Читаем Пока дышу... полностью

До крайности интеллигентный, но нудный мужчина из соседней палаты (он пытался или делал вид, что пытается ухаживать за Ольгой, когда оба они были ходячими) тоже шел рядом и рассказывал какую-то важную, как ему, очевидно, казалось, историю. И Ольга хотела, чтобы история эта поскорее кончилась и интеллигентный сосед растворился бы, исчез с ее глаз.

Когда каталка поворачивала, Ольга попыталась глянуть на круглые часы на стене. Больные говорили, если заметить время, можно примерно определить продолжительность операции, и тогда будет ясно, вырезали тебе что-то или просто разрезали и зашили.

Но ведь у Ольги не опухоль! И операция все равно должна быть долгой. Так что неважно, что она не заметила времени.

Коридор за поворотом был тоже очень длинный. Каталку везли, как через строй.

Вот у двери палаты стоит больная. У нее растрепанные волосы, небрежно запахнут поношенный халат, из-под него вылезает больничная застиранная сорочка. На помятом бесцветном лице выражение сочувствия и испуга.

Средних лет человек на раскладушке в коридоре перестал что-то писать, приподнялся и с удивлением смотрел на шествие. Новичок! Остальные же смотрели без удивления, стоя у дверей палат, как часовые. И молчали. Только головы медленно поворачивались, провожая взглядом каталку.

Ольга верила: это не безучастные зрители. Они знают, кто и когда будет оперироваться, следят за временем, они доброжелательны, готовы помочь сестре, оказать любую услугу другому больному. Это, в сущности, братья и сестры по несчастью, и объединяет их неутолимая жажда жизни.

Послеоперационные больные словоохотливо рассказывают о том, что они испытали, что слышали, видели в операционной. Показывают и дают пощупать длинные или короткие розоватые рубцы.

Когда Чижову провозили мимо открытых дверей террасы, она попросила на минуточку остановиться. Медленно оглядела небо, забеленное облачком солнце, кроны деревьев, автобус, карабкавшийся в гору, женщину, толкавшую по мостику коляску с ребенком.

— Спасибо, — сказала она, и каталка плавно двинулась дальше.

До предоперационной оставалось всего несколько метров, когда с лица любимца всего отделения, конопатого Андрюшки, сошло оживление. Он там уже побывал! Мальчик отскочил на своем костыле к стене, неловко махнул Ольге ладошкой, и больше она его уже не видела.

Каталка остановилась. Дальше — святая святых, запретная зона, где Ольгу ждут люди в стерильных халатах, с масками на лицах.

Двери открылись.

— В какую везти? — спросила сестра у Горохова, стоящего у умывальника со щеткой в руках.

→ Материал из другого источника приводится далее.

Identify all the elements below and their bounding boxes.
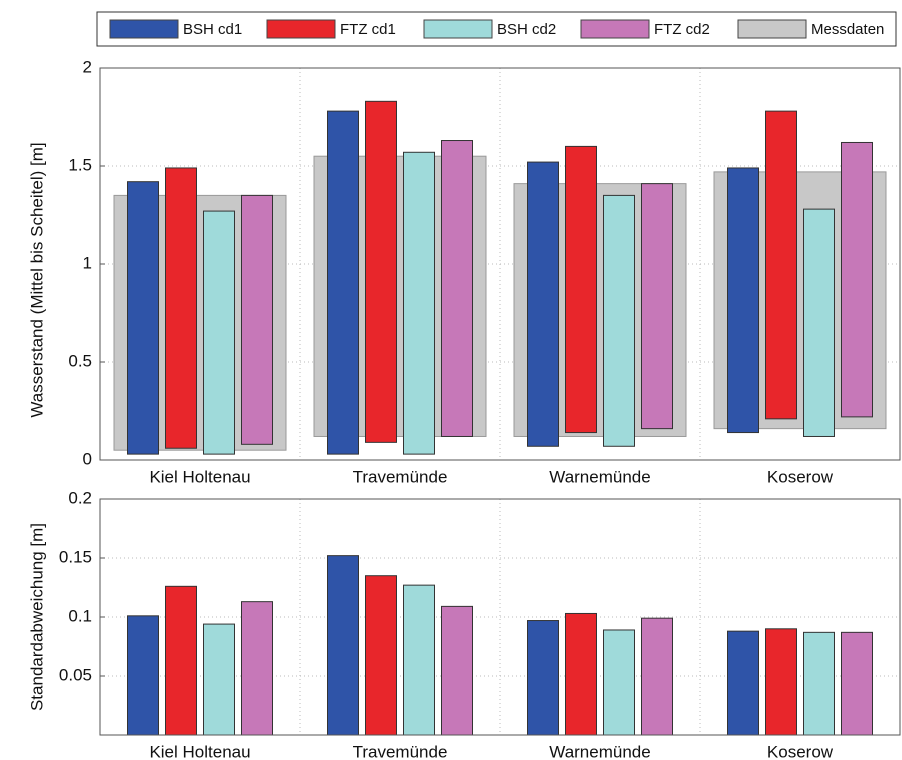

Ольга его не видела. Она услышала только голос, размеренный, невозмутимый.

— Во вторую, — сказал Федор Григорьевич. — Я уже говорил.

Все это время, отделявшее Федора Григорьевича от первого разреза, он и внутренне был размерен и невозмутим. Он не притворялся. И окружающим от этого было с ним сегодня непривычно легко. Он это чувствовал, и это тоже помогало.

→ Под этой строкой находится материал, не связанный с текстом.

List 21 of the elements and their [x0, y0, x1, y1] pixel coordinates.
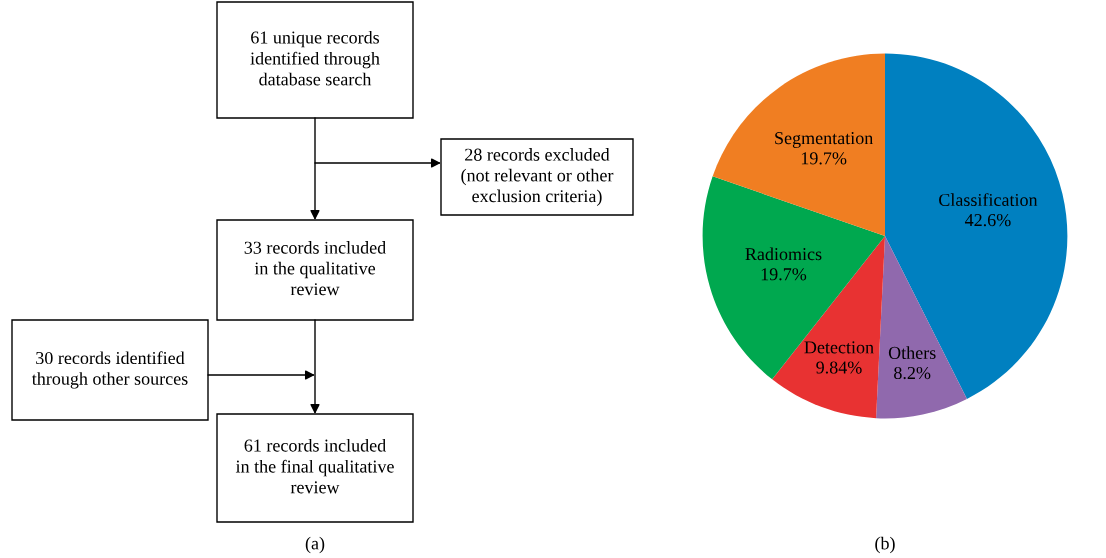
pie-slice — [876, 236, 967, 419]
slice-label: Detection — [804, 341, 874, 354]
text: (a) — [305, 536, 325, 554]
text: 61 records included in the final qualitative review — [235, 438, 394, 494]
data-label: 42.6% — [964, 213, 1011, 227]
text: (b) — [875, 536, 895, 554]
slice-label: Segmentation — [775, 132, 874, 148]
data-label: 8.2% — [894, 366, 931, 380]
text: 61 unique records identified through database search — [250, 30, 380, 86]
text: 33 records included in the qualitative review — [244, 241, 386, 296]
slice-label: Others — [888, 346, 936, 359]
pie-slice — [885, 53, 1068, 399]
data-label: 19.7% — [801, 152, 847, 165]
data-label: 9.84% — [816, 361, 862, 374]
text: 28 records excluded (not relevant or other exclusion criteria) — [461, 148, 614, 206]
pie-slice — [702, 176, 885, 380]
slice-label: Classification — [939, 193, 1038, 207]
slice-label: Radiomics — [745, 247, 822, 261]
text: 30 records identified through other sources — [31, 351, 188, 389]
pie-slice — [712, 53, 885, 236]
data-label: 19.7% — [761, 268, 807, 281]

Говорят, великая цель рождает великую энергию. Но, может, она же рождает и великую терпимость?

Умение владеть собой — большое искусство. Без него нет врача, а хирурга — и вовсе. Полностью отрешиться от всех домашних, служебных и прочих невзгод и радостей. Закрыть в себе все щелочки, сквозь которые они могли бы пробиться. Все свое оставить в гардеробной и думать только о неподвижно распростертом перед тобой человеке, жить только его дыханием, биением его сердца.

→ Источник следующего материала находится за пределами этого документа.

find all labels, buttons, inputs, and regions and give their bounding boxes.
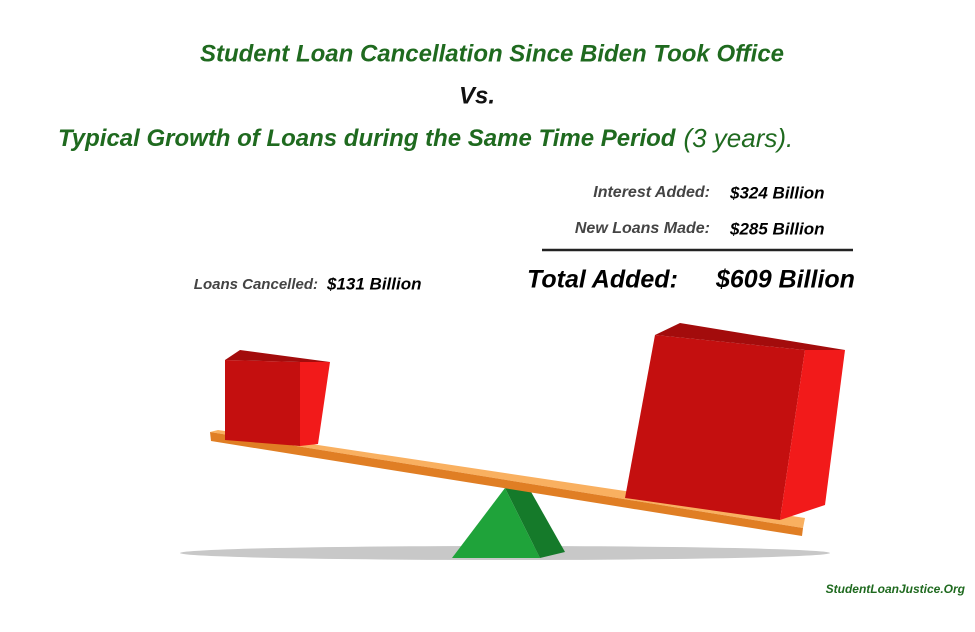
- small-box-top: [225, 350, 330, 362]
- title-line1: Student Loan Cancellation Since Biden To…: [200, 40, 784, 67]
- title-line2: Typical Growth of Loans during the Same …: [58, 123, 793, 153]
- cancelled-value: $131 Billion: [326, 274, 421, 293]
- title-line2-suffix: (3 years).: [683, 123, 793, 153]
- cancelled-label: Loans Cancelled:: [194, 276, 318, 293]
- title-line2-main: Typical Growth of Loans during the Same …: [58, 125, 677, 152]
- plank-side: [210, 432, 803, 536]
- interest-value: $324 Billion: [729, 183, 824, 202]
- big-box-side: [780, 350, 845, 520]
- total-label: Total Added:: [527, 266, 678, 294]
- new-loans-value: $285 Billion: [729, 219, 824, 238]
- total-value: $609 Billion: [715, 266, 855, 294]
- fulcrum-side: [505, 488, 565, 558]
- fulcrum: [452, 488, 540, 558]
- plank-top: [210, 430, 805, 528]
- small-box-side: [300, 362, 330, 446]
- small-box-front: [225, 360, 300, 446]
- interest-label: Interest Added:: [593, 184, 710, 201]
- big-box-top: [655, 323, 845, 350]
- title-vs: Vs.: [459, 82, 495, 109]
- big-box-front: [625, 335, 805, 520]
- footer: StudentLoanJustice.Org: [826, 582, 966, 596]
- new-loans-label: New Loans Made:: [575, 220, 710, 237]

Горохов чувствовал себя именно так — ему ничто не мешало, и, как никогда, он ощущал свое умение работать без лишних движений. Это Кулагин жестко и последовательно отучал его от несобранности, суетливости. Это Кулагин постоянно требовал, чтобы каждое движение хирурга было строго-осмысленно, целесообразно и, по возможности, неутомительно. Спасибо ему…

«Хирургия — это наука и в то же время величайшее искусство, — не раз говорил Сергей Сергеевич. — У нас в стране хирургов насчитываются тысячи, но хирургов-художников едва ли наберется и сотня».

Долго-долго моя руки, Федор Григорьевич почему-то все время чувствовал рядом с собой Кулагина. Но рядом стояла Тамара Савельевна. Он улыбнулся ей. Он знал: она его понимает! Понимает, что все, о чем он мечтал, к чему так стремился, кажется, начинает сбываться: сегодня он делает свою первую операцию на сердце!

Держа руки на весу — ничто не должно коснуться этих рук! — Федор Григорьевич вошел в операционную.

Чижовой ввели в вену гексонал. Как все-таки быстро он действует! Мгновенно наступающая бледность и неуловимая для больной потеря сознания. Еще какой-то миг она слышит, но только миг.

Однако гексонал — это лишь начало. Нужен другой сон, более прочный и надежный, и в вену вводится релаксант, расслабляющий мускулатуру. Вот уже отвисла челюсть. Через рот в трахею ввели ларингоскоп, трубка фиксируется пластырем к лицу. Конец ее подключают к наркозному аппарату. Вот теперь действительно все. Из этого сна без воли врача не вырвешься.

Ольгу повернули на правый бок, обработанное йодом поле накрыто стерильным бельем. Горохов, Крупина, сестры — все рядом. Тамара Савельевна прикрепила к белью отсос для откачивания крови.

Перейти на страницу:

Похожие книги

Белые одежды
Белые одежды

Остросюжетное произведение, основанное на документальном повествовании о противоборстве в советской науке 1940–1950-х годов истинных ученых-генетиков с невежественными конъюнктурщиками — сторонниками «академика-агронома» Т. Д. Лысенко, уверявшего, что при должном уходе из ржи может вырасти пшеница; о том, как первые в атмосфере полного господства вторых и с неожиданной поддержкой отдельных представителей разных социальных слоев продолжают тайком свои опыты, надев вынужденную личину конформизма и тем самым объяснив феномен тотального лицемерия, «двойного» бытия людей советского социума.За этот роман в 1988 году писатель был удостоен Государственной премии СССР.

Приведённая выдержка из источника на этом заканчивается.